A violent, sick feeling tears through me, making me gasp. Strangled. Naked.
‘I don’t think he told her,’ says Waterhouse. ‘Something I don’t understand: you did tell Ruth that you killed Mary Trelease years ago. And you told me I’d find the body in the bed if I went to 15 Megson Crescent. Did you really think a dead body might lie undiscovered in a house for years?’
Aidan measures a length of nylon hanging cord and cuts it, as if no one has spoken. He isn’t ignoring Waterhouse-it’s more than that. He’s pretending to be alone in the workshop, wishing us all away. ‘Say something, Aidan!’
‘Why don’t you, if he won’t?’ Charlie Zailer asks me. ‘You lied to me. You said you didn’t know Mary Trelease, but she knows you. She told me she lost you your job, then felt guilty about it and gave you a painting. That true?’
I nod, forcing myself not to look at Aidan. I have no way of knowing how much of the story Mary told her.
‘So you first met Mary when?’
‘Last June.’
‘June. So when Aidan told you in December that he’d killed her years ago, you’d in fact met her six months previously. Presumably you told him he was mistaken. Ruth? Did you tell him that?’
‘I…’
‘She told me,’ says Aidan. ‘I told her she was wrong, same as I told DC Gibbs and DC Waterhouse.’
‘Mary Trelease is an artist,’ Waterhouse takes over, and I release the breath I’ve been holding. He isn’t interested in the Spilling Gallery, my run-in with Mary. No one can force me to talk about it if I don’t want to. ‘Your work must bring you into contact with lots of artist
s. What do you think of them?’
‘Some are all right.’
‘The ones who aren’t-what’s wrong with them?’
Aidan sighs. ‘They treat me like a skivvy.’ He raises his hands. ‘Manual work. It can’t be a skilled profession if you get your hands dirty, that’s what some of them think. You meet them in a restaurant in town and they stare at you blankly-they don’t recognise you clean. When you say hello to them and they make the connection, you can see the shock on their faces: a common labourer in a posh restaurant-who’d have believed it? Then you get the ones who paint the same picture over and over again and think they’ve got a unique style, rather than only one idea, and the ones who only paint in their favourite colours, the same ones they buy all their clothes and carpet their living rooms in.’
‘You really don’t like artists,’ says Sergeant Zailer.
‘Let’s have one thing clear: I didn’t kill Mary Trelease because of anything to do with her being an artist.
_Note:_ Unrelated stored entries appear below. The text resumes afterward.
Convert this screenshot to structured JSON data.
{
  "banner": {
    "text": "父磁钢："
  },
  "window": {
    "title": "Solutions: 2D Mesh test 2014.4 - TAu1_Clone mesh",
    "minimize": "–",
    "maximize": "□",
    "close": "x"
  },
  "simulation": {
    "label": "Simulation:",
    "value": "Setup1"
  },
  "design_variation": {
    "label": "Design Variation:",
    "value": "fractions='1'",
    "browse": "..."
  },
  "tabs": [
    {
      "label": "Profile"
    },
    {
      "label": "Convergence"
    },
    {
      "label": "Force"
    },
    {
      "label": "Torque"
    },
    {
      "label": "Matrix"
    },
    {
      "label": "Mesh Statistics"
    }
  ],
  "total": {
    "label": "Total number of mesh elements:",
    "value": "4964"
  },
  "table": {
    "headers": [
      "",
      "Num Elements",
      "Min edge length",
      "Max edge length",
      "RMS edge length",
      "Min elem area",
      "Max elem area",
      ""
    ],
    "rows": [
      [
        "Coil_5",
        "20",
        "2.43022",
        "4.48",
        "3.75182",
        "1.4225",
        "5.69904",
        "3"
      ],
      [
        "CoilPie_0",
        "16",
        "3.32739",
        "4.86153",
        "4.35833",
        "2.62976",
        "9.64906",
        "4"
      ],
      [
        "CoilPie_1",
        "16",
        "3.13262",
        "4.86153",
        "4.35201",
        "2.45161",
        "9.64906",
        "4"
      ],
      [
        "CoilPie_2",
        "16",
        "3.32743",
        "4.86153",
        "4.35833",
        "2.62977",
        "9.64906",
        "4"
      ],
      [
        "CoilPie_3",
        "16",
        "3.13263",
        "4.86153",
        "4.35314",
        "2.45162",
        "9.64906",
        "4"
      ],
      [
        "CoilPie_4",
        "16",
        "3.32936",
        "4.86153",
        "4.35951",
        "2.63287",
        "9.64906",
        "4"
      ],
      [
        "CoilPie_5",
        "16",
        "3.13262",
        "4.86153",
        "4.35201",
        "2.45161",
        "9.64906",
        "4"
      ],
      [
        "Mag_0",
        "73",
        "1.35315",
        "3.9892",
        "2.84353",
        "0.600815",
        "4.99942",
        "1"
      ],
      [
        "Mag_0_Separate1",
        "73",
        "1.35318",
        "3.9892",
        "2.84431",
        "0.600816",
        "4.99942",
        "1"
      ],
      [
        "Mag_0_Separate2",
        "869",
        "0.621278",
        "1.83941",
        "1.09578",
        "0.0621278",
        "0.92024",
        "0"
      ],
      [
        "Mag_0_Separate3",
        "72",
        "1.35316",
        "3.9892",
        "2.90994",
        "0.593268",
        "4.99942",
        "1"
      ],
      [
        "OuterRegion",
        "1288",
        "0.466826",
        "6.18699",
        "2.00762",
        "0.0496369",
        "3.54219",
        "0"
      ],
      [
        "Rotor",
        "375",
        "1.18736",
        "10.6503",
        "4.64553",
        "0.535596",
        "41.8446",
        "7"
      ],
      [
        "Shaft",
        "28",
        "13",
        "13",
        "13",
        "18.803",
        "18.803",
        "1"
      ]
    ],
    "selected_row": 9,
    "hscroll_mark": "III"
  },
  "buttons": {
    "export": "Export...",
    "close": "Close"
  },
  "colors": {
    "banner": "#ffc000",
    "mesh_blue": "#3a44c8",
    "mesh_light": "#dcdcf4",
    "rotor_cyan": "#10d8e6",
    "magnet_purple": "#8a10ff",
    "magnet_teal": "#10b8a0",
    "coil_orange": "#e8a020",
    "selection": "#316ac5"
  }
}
I didn’t know she was one until Ruth told me.’
‘Where’s the painting she gave you?’ Waterhouse asks me. ‘Can we see it?’
Pressure builds in my head. ‘I haven’t got it any more.’
‘How come?’
‘I…’ I look at Aidan, but he turns away, lines up two more lengths of glued moulding. Why should I lie to protect him when he won’t tell me what I’m protecting him from? ‘I gave the picture to Aidan,’ I tell Waterhouse. ‘I haven’t seen it since.’
Aidan shoves the underpinner away. ‘Mary Trelease is dead,’ he says through gritted teeth. ‘Dead people don’t paint pictures. Ruth brought home a picture by somebody-it was ugly, so I took it to a charity shop.’ He’s lying.
Charlie Zailer takes a step forward. ‘The front bedroom at 15 Megson Crescent is full of Mary’s paintings. So full I could hardly get in. You say you didn’t know she was an artist. Weren’t the paintings there when you were, when you killed her?’
‘He didn’t kill her!’
I’m surprised when he answers. ‘No. No paintings, nowhere in the house.’